Like all true artists, Egner kept working and exploring, remaining curious and open to new ideas, and gaining inspiration from the evolving landscapes around him. Not for the greater art world; but for himself. He simply had to keep making things.
Sometime in his mid-60s, he decided to make himself a wooden chair, from scratch. It had dawned on him that he was getting old, and he wanted to make a chair for himself, at least once in his life, before he died. This was the kind of artist John Egner was.
In addition to his life in visual art, John loved music and reading and once said he’d never gone a day without the radio on. He loved 60s garage rock and the great saxophonists of jazz. He loved walking the streets of Manhattan, but enjoyed the quietude and nature of Upstate New York just as much.
For over 50 years, he shared his love of handball with dozens of Detroit friends who he used to play with in the 1960s and 70s. Even though many of the players moved away or aged out of the sport, they would still meet up for dinner or a Zoom call, any Tuesday night they could make it, for five decades. John also loved to play golf, though he never claimed to be very good at it.

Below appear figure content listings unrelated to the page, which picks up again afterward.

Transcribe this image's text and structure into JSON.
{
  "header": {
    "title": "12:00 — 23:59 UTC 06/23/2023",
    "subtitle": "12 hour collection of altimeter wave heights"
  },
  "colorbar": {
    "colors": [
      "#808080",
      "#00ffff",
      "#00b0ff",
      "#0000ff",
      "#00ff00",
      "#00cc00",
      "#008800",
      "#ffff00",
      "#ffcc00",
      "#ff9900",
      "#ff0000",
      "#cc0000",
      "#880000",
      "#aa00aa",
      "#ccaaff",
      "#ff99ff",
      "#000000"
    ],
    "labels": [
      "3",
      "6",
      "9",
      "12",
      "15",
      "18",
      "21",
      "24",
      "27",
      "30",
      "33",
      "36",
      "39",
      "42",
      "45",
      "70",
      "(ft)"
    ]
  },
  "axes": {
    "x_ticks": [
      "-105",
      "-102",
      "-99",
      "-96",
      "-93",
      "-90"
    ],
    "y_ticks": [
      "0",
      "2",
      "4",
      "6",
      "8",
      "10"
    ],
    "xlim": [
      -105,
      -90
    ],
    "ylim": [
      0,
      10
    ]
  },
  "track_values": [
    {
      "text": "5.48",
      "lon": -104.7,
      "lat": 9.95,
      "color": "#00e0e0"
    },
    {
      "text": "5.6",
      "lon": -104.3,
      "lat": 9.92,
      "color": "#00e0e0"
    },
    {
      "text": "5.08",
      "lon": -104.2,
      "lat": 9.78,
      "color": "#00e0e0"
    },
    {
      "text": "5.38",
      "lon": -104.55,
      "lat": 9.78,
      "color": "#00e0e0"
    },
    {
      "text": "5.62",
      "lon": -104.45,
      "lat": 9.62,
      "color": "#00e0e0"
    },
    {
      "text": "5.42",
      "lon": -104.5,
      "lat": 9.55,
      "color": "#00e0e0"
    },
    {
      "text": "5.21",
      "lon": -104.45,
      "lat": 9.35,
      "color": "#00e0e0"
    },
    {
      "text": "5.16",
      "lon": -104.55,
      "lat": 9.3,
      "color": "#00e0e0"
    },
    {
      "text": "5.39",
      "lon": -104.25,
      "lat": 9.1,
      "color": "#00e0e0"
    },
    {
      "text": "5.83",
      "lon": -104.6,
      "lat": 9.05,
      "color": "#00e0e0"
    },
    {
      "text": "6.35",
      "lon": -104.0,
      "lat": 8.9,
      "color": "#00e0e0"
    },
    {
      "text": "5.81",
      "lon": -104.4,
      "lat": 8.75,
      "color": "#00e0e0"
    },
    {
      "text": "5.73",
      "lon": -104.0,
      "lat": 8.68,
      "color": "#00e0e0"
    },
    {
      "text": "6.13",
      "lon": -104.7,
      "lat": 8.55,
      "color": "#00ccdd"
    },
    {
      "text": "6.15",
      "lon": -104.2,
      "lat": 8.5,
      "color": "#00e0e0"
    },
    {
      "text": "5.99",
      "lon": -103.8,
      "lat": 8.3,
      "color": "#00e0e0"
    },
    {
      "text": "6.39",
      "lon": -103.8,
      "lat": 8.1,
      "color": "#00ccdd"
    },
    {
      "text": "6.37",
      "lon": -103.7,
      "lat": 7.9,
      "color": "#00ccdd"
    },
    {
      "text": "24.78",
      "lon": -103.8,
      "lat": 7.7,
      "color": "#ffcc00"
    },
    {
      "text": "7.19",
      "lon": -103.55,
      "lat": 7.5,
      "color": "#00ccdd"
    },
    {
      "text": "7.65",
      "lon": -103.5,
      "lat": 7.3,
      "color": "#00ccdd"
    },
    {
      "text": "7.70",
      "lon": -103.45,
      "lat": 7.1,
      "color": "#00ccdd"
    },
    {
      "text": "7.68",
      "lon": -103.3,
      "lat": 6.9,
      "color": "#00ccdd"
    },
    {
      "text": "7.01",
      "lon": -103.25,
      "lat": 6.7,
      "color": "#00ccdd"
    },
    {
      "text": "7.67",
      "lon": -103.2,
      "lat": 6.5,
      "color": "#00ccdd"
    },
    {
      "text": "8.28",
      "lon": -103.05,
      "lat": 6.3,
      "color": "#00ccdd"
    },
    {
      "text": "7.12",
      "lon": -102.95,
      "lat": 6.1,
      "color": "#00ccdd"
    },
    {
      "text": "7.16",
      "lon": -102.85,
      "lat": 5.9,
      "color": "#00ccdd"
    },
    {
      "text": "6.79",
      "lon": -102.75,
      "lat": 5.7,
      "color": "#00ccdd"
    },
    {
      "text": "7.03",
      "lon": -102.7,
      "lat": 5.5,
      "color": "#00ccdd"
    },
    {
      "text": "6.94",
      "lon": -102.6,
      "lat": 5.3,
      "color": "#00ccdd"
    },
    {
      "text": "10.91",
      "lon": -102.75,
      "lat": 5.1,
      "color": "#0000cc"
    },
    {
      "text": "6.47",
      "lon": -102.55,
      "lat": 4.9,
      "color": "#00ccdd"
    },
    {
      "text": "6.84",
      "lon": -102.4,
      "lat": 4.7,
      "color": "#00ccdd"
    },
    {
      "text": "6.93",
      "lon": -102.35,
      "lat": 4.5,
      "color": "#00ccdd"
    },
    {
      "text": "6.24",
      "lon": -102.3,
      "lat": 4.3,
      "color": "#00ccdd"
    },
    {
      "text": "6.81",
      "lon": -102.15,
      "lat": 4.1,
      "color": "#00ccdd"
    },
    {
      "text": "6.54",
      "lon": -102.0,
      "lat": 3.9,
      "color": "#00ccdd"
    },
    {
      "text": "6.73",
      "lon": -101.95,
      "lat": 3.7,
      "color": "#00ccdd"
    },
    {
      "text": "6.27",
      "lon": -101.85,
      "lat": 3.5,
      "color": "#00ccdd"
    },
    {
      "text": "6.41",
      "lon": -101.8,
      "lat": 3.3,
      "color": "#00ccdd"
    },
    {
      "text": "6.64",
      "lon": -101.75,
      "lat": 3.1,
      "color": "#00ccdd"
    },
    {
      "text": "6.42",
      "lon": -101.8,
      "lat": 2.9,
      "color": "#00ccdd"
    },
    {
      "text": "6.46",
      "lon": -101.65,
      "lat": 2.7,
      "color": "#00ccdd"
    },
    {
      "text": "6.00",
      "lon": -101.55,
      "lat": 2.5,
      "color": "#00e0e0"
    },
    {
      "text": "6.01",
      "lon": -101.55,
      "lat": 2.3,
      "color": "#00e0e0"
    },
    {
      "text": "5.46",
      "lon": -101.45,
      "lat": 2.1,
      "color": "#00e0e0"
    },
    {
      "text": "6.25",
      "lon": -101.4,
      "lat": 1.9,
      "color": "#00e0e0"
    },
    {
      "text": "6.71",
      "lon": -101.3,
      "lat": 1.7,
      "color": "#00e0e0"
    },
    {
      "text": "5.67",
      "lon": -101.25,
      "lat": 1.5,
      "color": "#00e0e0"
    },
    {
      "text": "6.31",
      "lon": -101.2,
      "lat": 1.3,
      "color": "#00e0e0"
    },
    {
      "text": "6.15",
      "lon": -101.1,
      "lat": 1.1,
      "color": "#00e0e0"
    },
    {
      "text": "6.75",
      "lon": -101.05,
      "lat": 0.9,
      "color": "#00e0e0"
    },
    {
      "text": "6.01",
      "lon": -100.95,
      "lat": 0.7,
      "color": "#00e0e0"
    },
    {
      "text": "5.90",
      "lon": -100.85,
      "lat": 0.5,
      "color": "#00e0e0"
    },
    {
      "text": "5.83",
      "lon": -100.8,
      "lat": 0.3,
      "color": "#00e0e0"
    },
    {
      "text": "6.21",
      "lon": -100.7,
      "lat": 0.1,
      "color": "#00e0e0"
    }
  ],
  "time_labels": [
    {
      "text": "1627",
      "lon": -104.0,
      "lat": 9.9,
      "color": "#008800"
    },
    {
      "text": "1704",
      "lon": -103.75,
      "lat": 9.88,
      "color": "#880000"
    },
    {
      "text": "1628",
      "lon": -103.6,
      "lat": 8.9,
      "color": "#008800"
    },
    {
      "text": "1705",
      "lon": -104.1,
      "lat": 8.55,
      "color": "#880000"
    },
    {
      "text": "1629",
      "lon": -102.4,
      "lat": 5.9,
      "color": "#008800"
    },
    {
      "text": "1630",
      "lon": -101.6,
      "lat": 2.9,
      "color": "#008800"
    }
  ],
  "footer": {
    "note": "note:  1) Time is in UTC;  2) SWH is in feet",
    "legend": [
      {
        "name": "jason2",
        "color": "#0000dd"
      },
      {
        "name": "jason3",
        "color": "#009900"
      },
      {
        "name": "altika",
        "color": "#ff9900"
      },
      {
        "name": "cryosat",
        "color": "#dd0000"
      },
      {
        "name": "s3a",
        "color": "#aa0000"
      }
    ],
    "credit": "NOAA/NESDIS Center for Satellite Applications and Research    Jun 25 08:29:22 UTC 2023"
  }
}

Over four decades, John and Linda hosted countless friends at their homes in Soho and Andes, extending hospitality to any Detroiters passing through; including letting Dennis and Valerie Parks’ Detroit-to-New York art-shipping team “Travel Art” crash at their pad, approximately once a month, for around 30 years.
John loved his friends, whom he treated just like family. He loved a good dinner, a deep conversation, some drinks and a joint. He loved his cats. And above all else, he loved his daughter Julianna and her husband Athan, his daughter Nina and her husband Elwood, his five grandchildren: Sophia, Lilliya, Lola, Violette, and Knox and his wife of 37 years, Linda.
Beloved artist, husband, father, grandfather, teacher, mentor and friend, John Egner passed away on the evening of October 19, 2021, as the full moon rose in the East. He was 81 years old. John was a great man, and he will be missed dearly by all who knew him.